A specific challenge to the cancer population is the elevation in inflammatory markers driven by the tumor and mucositis8,9. However, previous studies in the cancer population, showed that PCT levels were higher in cancer patients with fever compared to those without fever. In addition, PCT levels were the highest in febrile cancer patients with sepsis or bacteremia8. Furtheremore, in patients with suspected or documented bacterial infections, PCT levels decreased on appropriate therapy10.

Another important aspect is the potential role of PCT in guiding antimicrobial therapy duration in febrile neutropenia. The practice of keeping cancer patients, particularly neutropenic patients on prolonged duration of antimicrobials is based on literature going back to 1969. During that time, Pizzo et al.11 showed a higher rate of recurrent fevers when antimicrobial therapy was discontinued before the resolution of neutropenia in patients with no clear source of infection. In this particular group, laboratory markers may have a role in identifying patients who could safely receive a brief duration of therapy while simultaneously limiting unnecessary extended course of antimicrobial therapy. One small randomized controlled trial of PCT use for antimicrobial PCT duration in low risk febrile neutropenia failed to achieve significant reduction in antimicrobial therapy duration12. However, this may not apply to high risk profoundly neutropenic patients who are exposed to extensive antimocrobials for a prolonged duration.
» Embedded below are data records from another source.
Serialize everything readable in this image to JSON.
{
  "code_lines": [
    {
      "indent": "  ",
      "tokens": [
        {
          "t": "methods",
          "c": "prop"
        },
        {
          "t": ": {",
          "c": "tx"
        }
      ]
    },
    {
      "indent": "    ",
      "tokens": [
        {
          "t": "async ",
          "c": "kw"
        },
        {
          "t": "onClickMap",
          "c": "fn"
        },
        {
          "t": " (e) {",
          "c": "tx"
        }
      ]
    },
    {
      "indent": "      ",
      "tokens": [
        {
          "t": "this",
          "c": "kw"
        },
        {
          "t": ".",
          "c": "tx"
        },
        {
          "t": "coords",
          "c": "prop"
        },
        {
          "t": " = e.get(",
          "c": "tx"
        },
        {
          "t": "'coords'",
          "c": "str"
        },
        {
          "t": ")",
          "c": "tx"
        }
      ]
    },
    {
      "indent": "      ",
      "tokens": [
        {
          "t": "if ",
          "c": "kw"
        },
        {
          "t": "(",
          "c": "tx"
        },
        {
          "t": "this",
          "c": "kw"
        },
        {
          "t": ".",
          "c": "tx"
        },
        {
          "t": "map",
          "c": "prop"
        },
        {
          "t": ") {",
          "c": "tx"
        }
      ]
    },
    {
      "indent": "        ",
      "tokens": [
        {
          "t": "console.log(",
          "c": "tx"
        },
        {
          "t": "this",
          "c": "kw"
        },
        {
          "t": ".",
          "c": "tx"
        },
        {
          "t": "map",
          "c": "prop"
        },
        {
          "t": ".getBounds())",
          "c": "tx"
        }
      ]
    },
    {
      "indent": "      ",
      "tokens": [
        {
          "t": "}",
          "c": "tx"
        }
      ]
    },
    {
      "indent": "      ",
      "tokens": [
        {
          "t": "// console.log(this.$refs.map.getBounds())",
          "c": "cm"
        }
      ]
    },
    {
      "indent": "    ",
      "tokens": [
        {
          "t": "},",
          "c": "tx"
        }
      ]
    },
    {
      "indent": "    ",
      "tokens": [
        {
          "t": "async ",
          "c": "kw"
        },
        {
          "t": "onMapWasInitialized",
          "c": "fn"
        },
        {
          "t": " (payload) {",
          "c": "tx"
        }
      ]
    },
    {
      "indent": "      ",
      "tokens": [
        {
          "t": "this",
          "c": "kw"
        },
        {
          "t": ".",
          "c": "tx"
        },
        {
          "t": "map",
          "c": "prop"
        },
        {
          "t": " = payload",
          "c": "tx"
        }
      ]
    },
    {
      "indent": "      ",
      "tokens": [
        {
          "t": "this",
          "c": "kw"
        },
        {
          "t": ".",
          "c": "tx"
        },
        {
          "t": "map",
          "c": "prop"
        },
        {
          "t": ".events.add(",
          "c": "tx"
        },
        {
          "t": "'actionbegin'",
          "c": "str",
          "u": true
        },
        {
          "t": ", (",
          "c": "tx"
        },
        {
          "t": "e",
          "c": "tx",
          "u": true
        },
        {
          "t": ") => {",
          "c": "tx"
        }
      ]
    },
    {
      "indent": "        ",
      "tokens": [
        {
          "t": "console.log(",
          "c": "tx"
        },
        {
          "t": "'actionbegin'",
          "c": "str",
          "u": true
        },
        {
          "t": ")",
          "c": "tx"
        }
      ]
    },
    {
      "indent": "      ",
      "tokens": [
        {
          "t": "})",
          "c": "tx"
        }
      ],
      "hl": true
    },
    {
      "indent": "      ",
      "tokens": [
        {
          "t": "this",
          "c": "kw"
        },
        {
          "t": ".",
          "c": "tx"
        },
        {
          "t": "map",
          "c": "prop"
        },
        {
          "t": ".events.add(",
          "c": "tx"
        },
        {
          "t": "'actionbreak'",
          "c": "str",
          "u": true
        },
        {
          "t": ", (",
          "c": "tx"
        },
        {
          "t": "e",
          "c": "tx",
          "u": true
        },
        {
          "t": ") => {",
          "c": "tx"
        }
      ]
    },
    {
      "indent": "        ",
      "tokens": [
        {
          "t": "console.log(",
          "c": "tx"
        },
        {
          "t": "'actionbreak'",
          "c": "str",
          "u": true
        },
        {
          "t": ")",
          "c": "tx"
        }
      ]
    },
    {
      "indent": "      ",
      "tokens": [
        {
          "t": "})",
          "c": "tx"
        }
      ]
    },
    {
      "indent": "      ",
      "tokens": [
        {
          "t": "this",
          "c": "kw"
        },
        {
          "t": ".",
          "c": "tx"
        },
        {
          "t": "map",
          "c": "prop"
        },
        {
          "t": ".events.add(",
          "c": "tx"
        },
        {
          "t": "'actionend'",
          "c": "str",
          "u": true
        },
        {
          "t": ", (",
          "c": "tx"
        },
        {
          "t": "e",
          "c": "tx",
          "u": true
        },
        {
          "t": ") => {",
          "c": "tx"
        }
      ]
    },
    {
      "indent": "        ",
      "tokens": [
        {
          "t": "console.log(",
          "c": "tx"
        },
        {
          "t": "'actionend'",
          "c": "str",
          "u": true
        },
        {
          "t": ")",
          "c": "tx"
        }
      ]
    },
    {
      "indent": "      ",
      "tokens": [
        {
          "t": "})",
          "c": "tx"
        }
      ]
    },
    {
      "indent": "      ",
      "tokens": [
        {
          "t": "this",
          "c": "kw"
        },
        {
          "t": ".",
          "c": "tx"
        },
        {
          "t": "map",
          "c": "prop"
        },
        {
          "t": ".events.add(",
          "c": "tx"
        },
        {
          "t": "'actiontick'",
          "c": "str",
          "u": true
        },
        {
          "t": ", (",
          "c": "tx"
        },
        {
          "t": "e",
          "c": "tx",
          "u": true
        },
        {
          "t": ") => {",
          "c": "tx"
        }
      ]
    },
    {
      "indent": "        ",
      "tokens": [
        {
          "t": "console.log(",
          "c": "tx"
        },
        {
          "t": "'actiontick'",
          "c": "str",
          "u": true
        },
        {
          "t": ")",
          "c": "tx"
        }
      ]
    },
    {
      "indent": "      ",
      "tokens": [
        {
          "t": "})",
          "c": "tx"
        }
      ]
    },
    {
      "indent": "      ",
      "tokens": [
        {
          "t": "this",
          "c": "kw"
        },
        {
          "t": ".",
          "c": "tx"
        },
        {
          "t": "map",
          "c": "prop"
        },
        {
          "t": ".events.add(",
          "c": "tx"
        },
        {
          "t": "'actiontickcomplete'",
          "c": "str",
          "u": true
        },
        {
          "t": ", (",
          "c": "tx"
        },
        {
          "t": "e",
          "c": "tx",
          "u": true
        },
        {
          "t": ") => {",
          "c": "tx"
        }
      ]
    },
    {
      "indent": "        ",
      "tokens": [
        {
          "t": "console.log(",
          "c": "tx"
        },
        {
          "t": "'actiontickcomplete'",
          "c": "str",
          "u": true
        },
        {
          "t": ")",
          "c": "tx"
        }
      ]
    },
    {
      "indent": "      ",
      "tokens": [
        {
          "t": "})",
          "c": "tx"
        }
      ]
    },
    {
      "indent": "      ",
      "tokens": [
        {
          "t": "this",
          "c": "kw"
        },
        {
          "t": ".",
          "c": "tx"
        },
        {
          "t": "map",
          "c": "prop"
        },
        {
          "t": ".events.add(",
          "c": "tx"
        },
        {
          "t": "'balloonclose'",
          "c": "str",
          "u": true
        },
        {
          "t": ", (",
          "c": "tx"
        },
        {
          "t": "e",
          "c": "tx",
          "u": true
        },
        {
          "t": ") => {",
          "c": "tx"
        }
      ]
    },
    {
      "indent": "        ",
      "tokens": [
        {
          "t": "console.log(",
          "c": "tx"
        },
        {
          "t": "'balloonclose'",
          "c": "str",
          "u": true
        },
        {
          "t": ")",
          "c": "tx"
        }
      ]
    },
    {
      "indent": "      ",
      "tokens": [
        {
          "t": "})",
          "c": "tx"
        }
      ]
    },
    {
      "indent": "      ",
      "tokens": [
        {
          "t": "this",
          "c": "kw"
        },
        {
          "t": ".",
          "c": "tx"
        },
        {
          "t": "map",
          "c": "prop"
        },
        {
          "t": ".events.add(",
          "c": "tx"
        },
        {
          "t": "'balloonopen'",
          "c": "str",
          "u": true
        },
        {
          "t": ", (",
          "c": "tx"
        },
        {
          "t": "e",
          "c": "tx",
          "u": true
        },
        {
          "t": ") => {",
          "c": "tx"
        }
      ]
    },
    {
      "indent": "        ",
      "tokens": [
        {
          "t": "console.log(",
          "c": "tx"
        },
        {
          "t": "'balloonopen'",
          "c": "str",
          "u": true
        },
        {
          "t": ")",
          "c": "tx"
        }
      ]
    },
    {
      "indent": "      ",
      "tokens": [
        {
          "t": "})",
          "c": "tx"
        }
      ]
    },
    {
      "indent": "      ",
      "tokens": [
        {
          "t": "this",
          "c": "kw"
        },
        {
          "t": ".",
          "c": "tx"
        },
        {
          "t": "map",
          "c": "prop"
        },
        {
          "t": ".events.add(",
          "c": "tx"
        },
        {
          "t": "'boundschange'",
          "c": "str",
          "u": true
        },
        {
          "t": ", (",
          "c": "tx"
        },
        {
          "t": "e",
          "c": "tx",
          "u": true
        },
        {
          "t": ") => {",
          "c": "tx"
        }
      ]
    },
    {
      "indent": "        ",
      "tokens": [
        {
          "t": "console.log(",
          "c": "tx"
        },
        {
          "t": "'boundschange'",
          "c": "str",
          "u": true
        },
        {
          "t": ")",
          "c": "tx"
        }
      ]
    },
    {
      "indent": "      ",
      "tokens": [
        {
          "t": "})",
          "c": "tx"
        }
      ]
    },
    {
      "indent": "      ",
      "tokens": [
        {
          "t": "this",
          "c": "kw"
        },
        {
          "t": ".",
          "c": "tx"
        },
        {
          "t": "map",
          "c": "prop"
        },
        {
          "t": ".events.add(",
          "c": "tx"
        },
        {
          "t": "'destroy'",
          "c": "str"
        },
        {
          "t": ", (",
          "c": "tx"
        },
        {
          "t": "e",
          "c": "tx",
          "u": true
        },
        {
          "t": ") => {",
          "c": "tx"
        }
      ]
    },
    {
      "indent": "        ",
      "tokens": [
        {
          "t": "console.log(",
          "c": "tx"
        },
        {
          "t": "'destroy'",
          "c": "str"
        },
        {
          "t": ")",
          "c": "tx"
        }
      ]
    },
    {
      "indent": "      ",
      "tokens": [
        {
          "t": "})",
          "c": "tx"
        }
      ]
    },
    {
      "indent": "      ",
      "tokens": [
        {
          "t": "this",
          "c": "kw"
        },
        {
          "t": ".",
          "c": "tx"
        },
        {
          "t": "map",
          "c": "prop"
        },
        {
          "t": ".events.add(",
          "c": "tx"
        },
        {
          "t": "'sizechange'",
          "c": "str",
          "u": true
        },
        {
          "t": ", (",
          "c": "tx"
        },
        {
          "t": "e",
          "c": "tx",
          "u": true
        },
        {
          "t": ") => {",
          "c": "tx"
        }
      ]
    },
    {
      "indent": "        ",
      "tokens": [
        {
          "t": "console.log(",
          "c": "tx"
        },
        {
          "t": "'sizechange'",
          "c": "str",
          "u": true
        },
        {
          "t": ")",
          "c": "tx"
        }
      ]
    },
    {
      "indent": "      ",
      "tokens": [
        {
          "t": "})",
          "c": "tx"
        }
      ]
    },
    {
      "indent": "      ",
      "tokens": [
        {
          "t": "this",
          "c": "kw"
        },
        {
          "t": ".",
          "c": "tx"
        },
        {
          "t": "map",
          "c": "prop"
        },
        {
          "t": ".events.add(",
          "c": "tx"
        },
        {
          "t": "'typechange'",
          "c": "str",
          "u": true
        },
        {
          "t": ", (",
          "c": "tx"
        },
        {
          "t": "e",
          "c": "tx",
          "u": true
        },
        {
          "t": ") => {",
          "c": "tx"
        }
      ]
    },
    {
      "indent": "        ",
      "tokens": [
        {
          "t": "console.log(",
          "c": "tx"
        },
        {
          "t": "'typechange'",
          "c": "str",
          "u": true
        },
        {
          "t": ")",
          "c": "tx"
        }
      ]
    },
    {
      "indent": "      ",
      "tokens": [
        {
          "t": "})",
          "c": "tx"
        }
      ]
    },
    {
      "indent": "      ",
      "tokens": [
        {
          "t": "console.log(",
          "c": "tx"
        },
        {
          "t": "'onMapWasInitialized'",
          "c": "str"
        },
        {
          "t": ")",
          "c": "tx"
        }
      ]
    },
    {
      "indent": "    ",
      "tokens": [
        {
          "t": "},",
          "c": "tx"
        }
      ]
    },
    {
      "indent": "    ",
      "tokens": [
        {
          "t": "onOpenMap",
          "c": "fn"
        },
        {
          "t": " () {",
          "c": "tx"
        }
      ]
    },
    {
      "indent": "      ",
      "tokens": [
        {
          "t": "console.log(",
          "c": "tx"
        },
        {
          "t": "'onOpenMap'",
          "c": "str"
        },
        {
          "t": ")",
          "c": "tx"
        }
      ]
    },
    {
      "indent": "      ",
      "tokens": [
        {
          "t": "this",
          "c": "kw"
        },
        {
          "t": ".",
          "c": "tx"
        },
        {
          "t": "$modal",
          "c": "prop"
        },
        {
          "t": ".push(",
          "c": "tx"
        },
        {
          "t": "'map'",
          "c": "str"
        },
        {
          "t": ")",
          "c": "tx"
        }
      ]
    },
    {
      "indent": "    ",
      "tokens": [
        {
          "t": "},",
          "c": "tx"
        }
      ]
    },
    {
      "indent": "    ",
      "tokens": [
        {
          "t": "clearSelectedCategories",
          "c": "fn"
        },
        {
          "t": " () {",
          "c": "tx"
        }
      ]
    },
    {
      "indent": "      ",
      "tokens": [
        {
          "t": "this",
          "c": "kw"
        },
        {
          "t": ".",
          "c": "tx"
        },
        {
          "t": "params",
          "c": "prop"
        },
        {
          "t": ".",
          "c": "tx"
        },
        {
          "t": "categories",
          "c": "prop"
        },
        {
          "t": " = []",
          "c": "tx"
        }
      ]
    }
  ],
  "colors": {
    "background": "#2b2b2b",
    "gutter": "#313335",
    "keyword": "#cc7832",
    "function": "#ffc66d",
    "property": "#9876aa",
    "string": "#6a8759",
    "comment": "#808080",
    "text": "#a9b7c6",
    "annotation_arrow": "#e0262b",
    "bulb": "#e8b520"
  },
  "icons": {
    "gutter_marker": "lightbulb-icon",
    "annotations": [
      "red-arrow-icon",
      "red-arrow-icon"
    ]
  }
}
Our study has several limitations: the sample size is small and the analysis is post-hoc, making specific subgroups related analyses statistically difficult. The study does not take into account the severity of illness of patients in both groups. In addition, PCT results were not made available to the treating physciain and it is unclear if more frequent PCT monitoring can further shorten the duration of antimicrobial therapy.

Conclusion

PCT might be an adjunctive biomarker in identifying patients who could be candidates for a short duration of antimicrobial therapy particularly cancer patients with a non-infectious cause for the fever. PCT guided algorithm may limit the duration of antibiotics, reduce adverse events and prevent the emergence of antimicrobial resistance.

Large randomized controlled trials comparing procalcitonin guided antimicrobial therapy vs. standard of care to limit unnecessary exposure to antimicrobials in immunocompromised cancer patients are warranted.